BLACKSBURG, Va. — Bella Fontleroy was almost a Hokie.
When the former four-star prospect was coming out of high school in Springfield, Missouri, she picked Baylor over a few other top programs, including Virginia Tech.
She had one of her best games of the season to help the No. 5-seeded Bears advance to the second round, where they will take on No. 4 Virginia Tech on Sunday at 7 p.m. at Cassell Coliseum.
“I’m definitely very fired up,” Fontleroy said. “It’s a great school and they have a great staff, but I’m excited to go up against them. They do a lot of things well, and I think that our versatility and our style of play will match up well against theirs.”
There is no malice in the sophomore, even if her 19-point, 11-rebound double-double on Friday did show Virginia Tech coach Kenny Brooks what he was missing out on.
People are also reading…
“I think she was motivated for this moment,” Baylor head coach Nicki Collen said. “She’s pretty fearless. When her first shot goes in, it gives her a ton of confidence. She feeds off of that.”
Playing against size has been Baylor’s bugaboo this season.
The Bears have given up big games to Kansas’ Taiyanna Jackson (27 points, 19 rebounds), Iowa State’s Audi Crooks (23 points, 6 rebounds) and BYU’s Lauren Gustin (23 points, 16 rebounds).
Virginia Tech’s three-time ACC Player of the Year and two-time All-American, 6-foot-6 center Elizabeth Kitley, is out for the tournament after tearing her ACL in the regular season finale. The Hokies are 2-2 since she went down.
Her replacement, 6-foot-5 freshman Clara Strack was solid in her first start against Marshall, finishing a perfect seven-for-seven from the floor and scoring 17 points in her first start of the season.
“She’s a freshman, and we’re grad seniors,” Dre’Una Edwards said of her and Aijha Blackwell battling in the post. “We’re going to try to give her the best look that we can just to welcome her to March Madness.”
Baylor was the first team to play Texas after All-American point guard Rori Harmon’s season-ending injury was announced, and Collen said it can take teams a little time to get adjusted.
“They were kind of in that phase in the ACC tournament of figuring it out a little bit,” she said. “Yesterday, they were incredibly poised against the press, got good shots and made shots. They’re a team that is good from the three-point line, and they can still play into the paint.”

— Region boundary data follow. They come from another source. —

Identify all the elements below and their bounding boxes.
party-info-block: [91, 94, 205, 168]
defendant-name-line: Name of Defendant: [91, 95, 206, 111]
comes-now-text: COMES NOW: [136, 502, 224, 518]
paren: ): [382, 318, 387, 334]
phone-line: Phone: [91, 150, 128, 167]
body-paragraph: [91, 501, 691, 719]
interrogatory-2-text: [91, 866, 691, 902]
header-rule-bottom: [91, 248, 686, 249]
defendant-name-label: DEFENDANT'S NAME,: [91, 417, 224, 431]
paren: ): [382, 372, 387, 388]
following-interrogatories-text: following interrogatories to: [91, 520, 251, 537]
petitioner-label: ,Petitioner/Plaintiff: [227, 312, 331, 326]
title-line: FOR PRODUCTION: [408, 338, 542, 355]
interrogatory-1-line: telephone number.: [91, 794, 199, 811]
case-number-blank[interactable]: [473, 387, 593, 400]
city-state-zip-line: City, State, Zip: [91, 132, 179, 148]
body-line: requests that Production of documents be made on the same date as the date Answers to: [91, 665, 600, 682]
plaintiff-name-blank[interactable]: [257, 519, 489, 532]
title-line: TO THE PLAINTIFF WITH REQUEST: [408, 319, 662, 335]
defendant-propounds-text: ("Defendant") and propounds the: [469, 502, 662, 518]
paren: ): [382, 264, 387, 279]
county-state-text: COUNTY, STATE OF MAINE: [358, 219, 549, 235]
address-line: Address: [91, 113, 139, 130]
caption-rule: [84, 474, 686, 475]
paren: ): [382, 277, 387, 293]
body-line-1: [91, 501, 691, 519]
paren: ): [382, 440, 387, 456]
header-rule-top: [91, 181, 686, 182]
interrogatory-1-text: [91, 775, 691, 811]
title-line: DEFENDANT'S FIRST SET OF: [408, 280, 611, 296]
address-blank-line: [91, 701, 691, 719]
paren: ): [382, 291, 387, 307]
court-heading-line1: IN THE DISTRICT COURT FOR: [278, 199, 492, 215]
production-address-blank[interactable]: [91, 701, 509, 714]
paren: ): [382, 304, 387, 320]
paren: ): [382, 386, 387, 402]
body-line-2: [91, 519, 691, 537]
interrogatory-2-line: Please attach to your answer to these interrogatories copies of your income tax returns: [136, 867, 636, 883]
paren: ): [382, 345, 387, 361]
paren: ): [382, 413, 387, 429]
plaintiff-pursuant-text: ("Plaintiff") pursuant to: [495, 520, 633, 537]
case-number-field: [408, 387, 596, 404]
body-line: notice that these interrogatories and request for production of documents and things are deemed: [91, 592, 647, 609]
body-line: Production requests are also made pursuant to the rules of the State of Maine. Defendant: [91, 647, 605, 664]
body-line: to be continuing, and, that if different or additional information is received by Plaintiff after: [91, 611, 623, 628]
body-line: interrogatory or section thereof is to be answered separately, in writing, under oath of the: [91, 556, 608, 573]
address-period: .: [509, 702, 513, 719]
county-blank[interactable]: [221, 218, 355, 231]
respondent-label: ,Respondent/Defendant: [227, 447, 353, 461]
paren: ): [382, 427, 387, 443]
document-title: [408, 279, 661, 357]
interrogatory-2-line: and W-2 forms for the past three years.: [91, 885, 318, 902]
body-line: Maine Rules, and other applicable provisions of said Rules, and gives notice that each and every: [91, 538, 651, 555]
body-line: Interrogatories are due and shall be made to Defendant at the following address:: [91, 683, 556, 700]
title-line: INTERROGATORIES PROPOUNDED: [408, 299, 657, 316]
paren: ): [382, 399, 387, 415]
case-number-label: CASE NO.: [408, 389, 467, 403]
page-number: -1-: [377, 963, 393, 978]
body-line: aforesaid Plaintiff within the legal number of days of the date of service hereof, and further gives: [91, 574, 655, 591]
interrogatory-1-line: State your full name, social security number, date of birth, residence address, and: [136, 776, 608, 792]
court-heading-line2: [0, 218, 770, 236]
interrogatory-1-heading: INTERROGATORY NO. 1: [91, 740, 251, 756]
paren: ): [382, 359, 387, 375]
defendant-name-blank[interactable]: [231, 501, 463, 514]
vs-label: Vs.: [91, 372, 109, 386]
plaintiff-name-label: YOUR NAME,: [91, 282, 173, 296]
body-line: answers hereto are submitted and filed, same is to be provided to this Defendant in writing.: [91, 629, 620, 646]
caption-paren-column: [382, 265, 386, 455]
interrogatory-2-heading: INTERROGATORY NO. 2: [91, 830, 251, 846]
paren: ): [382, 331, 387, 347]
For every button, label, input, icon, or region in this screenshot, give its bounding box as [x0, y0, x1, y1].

Baylor and Virginia Tech have only met once before, in the 2021 NCAA Tournament in San Antonio.
Senior guard Sarah Andrews played six minutes and scored three points for the Bears, who dominated the Hokies in a 90-48 second-round game, but doesn’t remember much about her freshman year.
Virginia Tech coaches and players very vividly remember that game, a seminal moment that helped them get to where they are now.
Amoore, then a freshman, scored a team-high 18 points for the Hokies. Kitley scored six points and grabbed six rebounds, while then-freshman and current senior Cayla King finished with six points.
“That game for me was a defining factor,” Amoore said. “Playing against those girls and seeing the standard that they held themselves to was eye-opening to me. I’ve still got a bad taste in my mouth from the Baylor loss. It’s a different team, it’s just the same uniform.”
In the three seasons since that game, Virginia Tech has three straight top-3 finishes in the ACC with one conference title, three NCAA Tournament appearances and one Final Four.
“That game taught us what we needed to be to get to the next level,” Brooks said. “What we took from that is, if you want to be at that level, you’ve got to have confidence like that, and we saw how hard we needed to compete to get to that level.”
The Hokies have been dominant inside Cassell Coliseum, pushing their home winning streak to 26 straight games with the first-round win over Marshall.
The average margin of victory for Virginia Tech has been more than 21 points per game in that span, and this season has seen seven of the top 10 highest-attended games in the last eight years.
The Bears, having experienced hostile environments in Austin, Ames and Morgantown, know what to expect.
“I feel like we’re not just playing against five players tomorrow, we’re playing against 10,005 because the energy in this building will be insane,” Collen said. “The people here will take it very, very personally to help this team and be kind of a sixth man.”
Baylor feels like, right now, the confidence level is closer to what it was in the first part of the season when the Bears won 14 straight games to start the season and climbed to No. 4 in the AP Poll.
“I see that firepower in our eyes,” Andrews said. “We’re 1-0 right now. We know the next game is not guaranteed, so we can’t take any plays off because that one play you take all could be the play that costs you the game.
“Not everybody has a chance to be in this tournament, so we’re just ready to play.”